Me at 19 |
Back in those days my roommates studied occupational therapy and often got me to lie on the kitchen table. There they would manipulate my limbs as they applied their classroom learning to a "real" patient. After college Toni joined the Peace Corp and took off to Ecuador for a stretch. Now she sent me an email to tell me that she would be in town and would like to introduce me to her friend from the Peace Corp who now lived in my community.
As I wrote in a prior blog, my latest topic of inquiry is the loss of memory relative to identity. Interestingly her friend focused upon occupational therapy with Alzheimer's patients. Over dinner I asked what that entailed when one no longer had an occupation. She explained that the focus was on the things they they needed to do to exist in their life, but also on the things they could do to occupy their time and energies, much of which my mother managed to discover on her own. Of course I had to share my mother's story and her artistic collage creations.
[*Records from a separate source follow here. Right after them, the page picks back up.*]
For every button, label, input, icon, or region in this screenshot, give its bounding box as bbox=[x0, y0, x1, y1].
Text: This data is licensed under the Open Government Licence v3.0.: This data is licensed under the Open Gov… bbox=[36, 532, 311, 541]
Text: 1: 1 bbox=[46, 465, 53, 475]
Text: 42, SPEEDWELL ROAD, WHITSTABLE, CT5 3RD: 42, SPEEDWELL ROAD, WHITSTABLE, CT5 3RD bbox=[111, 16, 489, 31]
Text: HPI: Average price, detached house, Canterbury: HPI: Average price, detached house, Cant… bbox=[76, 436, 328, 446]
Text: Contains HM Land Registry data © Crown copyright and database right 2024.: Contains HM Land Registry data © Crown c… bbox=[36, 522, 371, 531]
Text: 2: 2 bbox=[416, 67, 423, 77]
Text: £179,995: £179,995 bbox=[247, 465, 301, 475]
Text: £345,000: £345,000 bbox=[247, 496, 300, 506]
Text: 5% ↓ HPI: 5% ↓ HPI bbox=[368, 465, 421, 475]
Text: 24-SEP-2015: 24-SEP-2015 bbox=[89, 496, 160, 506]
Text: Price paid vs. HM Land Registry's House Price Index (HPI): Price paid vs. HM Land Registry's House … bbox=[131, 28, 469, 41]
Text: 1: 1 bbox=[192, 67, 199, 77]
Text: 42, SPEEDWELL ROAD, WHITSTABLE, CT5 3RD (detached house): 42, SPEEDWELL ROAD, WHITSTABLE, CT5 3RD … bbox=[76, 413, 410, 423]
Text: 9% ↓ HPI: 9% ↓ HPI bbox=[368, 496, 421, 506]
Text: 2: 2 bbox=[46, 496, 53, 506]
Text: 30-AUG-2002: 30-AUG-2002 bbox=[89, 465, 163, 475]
She told me that the cognitive functions, reading and finance were often the first to go, but some people with strong cognitive abilities were able to sustain those skills for longer. I thought of my father, a college professor. As my father's memory faded, my mother asked him what would they do when he could no longer remember financial matters. "I'll never forget that,"he asserted. Eventually when property taxes went unpaid, I stepped in, but I was amazed that he still retained the ability to transfer money between his accounts and withdraw funds as necessary.
My mother too possessed strong cognitive skills. She returned to college as an adult and graduated with honors. A life-long learner, she loved to take in new information be it through books or experiential learning. Now faced with declining cognitive abilities, she still values being productive and focusing her energies on a consuming task. I remember her typing school papers at the kitchen table where she now does her daily collages. The same energy source fed both activities.
I google occupational therapy and dementia. Dementia, I really hate that word. As if we call someone crazy, demented, when memory flees. What I find speaks of participating in occupational tasks that meet one's need for productivity. My mother didn't need an OT to identify this need. She diagnosed it all by herself and in her "diminished" capacity she has discovered how to meet that need. And I speak of diminished in quotes as I suspect some of her success comes from the very ability to release herself from self judgment that many of us seek to achieve.